Daybreak, gentlemen! The daily five-ay-em pitch-meeting of the self. Rachel McAdams plays a 28-year-old aspiring morning-show producer hired to revitalize the sinking program on which Annie Hall daily demeans herself. The clincher, at the job interview: “I know a shitload more about news than someone whose daddy paid them to smoke bongs and talk semiotics at Harvard!” Come on, everyone knows semioticians prefer blunts. Is she just trying to get us not to read the shot that has her eating her lunch-salad from its little plastic clamshell while sitting next to the Gertrude Stein statue in Bryant Park? I mean, I only went to state school but the significance seems clear: language nibbles, rabbit-like, or laps, lover-like, at the event, it is not what is new but what is news, the for-some-reason plural (=hyperactive) nature of our encounter with the present, by which I mean that each morning we apply to our only face, or in McAdams’s case her really cute legs, the cold razor of the now, and that razor has not one, not two, not three, but four merciless blades.

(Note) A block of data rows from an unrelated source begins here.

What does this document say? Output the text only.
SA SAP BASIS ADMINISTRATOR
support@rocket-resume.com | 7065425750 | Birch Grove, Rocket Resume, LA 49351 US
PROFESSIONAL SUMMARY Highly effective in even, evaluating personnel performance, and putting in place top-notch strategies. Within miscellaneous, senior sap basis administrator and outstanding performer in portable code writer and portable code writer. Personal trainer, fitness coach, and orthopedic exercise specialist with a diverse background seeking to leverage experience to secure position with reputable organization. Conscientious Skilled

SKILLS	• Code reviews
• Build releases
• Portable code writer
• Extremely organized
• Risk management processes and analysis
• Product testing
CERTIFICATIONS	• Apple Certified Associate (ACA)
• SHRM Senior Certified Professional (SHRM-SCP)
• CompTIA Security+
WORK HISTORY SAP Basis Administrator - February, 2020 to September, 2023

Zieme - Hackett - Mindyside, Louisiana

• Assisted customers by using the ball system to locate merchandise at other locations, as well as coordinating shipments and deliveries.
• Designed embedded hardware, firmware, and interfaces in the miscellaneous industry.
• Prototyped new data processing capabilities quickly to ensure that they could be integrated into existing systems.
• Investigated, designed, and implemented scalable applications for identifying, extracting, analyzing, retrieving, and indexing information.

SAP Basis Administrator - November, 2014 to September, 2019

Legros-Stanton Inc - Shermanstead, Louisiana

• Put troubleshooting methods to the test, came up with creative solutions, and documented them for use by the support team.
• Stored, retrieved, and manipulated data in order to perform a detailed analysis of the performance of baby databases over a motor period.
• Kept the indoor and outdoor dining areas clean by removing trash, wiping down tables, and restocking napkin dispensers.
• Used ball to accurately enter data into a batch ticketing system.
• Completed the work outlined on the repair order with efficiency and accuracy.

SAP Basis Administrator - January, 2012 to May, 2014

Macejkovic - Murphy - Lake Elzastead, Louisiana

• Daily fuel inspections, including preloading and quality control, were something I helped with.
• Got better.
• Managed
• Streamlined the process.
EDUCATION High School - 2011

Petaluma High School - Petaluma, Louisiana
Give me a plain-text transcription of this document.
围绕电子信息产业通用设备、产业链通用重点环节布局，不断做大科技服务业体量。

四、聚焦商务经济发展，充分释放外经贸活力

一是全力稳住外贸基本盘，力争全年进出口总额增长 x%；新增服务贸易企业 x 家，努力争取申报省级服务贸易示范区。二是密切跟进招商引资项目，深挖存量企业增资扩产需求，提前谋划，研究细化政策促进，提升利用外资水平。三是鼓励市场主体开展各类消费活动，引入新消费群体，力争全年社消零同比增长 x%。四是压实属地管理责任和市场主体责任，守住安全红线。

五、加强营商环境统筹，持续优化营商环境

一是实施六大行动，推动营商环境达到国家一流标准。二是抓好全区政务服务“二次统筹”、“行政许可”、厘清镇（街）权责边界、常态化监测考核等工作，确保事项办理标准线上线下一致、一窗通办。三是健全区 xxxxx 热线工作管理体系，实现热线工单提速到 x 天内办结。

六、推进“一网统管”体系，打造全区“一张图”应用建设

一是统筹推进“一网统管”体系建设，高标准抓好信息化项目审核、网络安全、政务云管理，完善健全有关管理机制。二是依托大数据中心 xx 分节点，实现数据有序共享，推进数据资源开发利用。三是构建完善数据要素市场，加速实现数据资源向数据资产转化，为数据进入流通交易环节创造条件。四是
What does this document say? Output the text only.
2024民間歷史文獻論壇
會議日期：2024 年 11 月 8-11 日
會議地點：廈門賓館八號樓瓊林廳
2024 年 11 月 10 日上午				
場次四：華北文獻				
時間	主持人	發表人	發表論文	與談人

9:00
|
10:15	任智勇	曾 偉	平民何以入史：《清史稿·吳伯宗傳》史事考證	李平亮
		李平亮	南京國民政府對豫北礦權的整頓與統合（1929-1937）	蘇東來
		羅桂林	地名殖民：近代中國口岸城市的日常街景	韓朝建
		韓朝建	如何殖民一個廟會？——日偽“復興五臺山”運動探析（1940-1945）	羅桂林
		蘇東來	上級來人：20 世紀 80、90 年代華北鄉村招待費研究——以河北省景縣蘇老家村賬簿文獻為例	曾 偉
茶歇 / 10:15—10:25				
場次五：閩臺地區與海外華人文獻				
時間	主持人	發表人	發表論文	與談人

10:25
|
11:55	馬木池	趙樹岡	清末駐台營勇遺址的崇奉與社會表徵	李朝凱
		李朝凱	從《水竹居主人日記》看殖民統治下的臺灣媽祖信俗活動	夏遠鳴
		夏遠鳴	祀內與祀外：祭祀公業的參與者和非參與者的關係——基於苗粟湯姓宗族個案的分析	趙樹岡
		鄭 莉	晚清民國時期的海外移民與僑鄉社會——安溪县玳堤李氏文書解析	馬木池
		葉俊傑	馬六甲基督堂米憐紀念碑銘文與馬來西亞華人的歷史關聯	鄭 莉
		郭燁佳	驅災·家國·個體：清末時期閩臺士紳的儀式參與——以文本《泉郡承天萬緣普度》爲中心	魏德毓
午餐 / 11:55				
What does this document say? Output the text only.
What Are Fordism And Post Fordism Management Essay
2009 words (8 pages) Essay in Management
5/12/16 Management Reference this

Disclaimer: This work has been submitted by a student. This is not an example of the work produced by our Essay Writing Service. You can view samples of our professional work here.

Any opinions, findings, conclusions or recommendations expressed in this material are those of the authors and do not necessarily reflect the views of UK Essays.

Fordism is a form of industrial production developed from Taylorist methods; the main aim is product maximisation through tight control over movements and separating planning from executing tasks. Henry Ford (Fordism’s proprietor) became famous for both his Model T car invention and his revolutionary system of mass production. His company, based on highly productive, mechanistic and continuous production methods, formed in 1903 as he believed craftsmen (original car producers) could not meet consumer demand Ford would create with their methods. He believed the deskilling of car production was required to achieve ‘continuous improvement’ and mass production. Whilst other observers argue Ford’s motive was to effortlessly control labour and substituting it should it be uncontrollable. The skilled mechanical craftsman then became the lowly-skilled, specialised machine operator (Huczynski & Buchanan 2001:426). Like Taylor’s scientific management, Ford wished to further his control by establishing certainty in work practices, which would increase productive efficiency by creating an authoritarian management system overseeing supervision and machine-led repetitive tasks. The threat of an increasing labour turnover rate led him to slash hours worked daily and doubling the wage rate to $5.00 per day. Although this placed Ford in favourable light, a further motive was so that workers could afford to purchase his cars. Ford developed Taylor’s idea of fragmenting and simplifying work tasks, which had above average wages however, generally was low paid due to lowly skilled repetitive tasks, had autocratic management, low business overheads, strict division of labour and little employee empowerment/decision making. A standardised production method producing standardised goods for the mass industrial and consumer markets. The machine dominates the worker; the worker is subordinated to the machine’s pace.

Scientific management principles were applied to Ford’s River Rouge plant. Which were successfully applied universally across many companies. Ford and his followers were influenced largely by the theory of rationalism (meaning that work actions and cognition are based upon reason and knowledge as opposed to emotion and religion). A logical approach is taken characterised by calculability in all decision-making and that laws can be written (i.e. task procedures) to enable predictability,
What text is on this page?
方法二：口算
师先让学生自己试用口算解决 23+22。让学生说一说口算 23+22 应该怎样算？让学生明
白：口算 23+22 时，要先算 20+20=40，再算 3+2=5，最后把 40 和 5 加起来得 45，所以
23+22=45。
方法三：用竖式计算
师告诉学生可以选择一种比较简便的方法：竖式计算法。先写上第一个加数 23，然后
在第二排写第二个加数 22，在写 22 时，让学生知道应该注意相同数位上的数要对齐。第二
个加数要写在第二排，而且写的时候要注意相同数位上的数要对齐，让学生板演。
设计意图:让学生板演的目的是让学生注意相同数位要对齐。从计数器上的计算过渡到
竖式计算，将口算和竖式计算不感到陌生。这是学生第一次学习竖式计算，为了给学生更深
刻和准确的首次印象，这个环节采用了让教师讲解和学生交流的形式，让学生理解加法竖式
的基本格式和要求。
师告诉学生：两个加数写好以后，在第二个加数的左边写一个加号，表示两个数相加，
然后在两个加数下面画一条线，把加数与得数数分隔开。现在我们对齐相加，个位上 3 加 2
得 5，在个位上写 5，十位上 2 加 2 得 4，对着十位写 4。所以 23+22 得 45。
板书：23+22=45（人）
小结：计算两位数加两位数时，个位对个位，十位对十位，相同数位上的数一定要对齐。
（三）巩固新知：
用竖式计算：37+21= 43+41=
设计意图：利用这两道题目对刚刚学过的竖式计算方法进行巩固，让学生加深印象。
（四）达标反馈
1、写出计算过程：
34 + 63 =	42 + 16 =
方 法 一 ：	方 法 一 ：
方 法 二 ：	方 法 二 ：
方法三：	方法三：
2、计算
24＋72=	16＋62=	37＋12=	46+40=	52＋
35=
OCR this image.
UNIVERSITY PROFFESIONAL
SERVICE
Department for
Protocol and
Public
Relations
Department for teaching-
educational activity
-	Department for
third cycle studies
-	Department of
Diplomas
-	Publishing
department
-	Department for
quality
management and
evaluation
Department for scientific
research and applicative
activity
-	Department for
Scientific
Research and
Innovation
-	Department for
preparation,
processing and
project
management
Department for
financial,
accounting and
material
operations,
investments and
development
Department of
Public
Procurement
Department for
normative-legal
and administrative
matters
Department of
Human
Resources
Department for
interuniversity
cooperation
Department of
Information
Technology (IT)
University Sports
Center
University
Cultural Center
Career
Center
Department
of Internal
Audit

And whose face has been there, who growls when aroused? She forces Harrison Ford (Extraordinary Measures) to co-anchor the show, and in return he tells her she has “father issues” and “repellent moxie,” and makes an uncalled-for crack about her bangs. Does he suspect she’s a replicant (she is, after all, a Plastic)? You’re watching t.v. and a wasp lands on your arm. He’s mad he’s not getting to do the serious television news. Huh?
You see what I’m getting at? Patrick Wilson tells her to meet him after work for drinks at “Schiller’s on Madison Avenue.” And then a little later we see the exterior shot of Schiller’s—the lemondrop-yellow “LIQUOR BAR” sign—which is of course on the Lower East Side. And why try to get away with that? Or rather, since they know they won’t, what’s the ploy? I love the mother, who at the beginning of the film tells McAdams that her career dream, by this point in her life (28!), is getting “embarrassing”—“I just want you to stop before we get to heartbreaking.” Raise your hand if you’ve ever done one of those Working Girl commutes, Carly Simon surging in your mind. Raise your hand if you’ve ever done one of those last-reel runs across New York towards the thing you really want. Or were you just running to catch a film? Actual conversation’s tail-end, overheard on the ticket line: Young woman: “So why are you doing it?” Young man: “Because you only live once.” So what if you run all the way over to Madison Avenue, only to find that Schiller’s isn’t there? Oh God, what the hell am I doing with my life?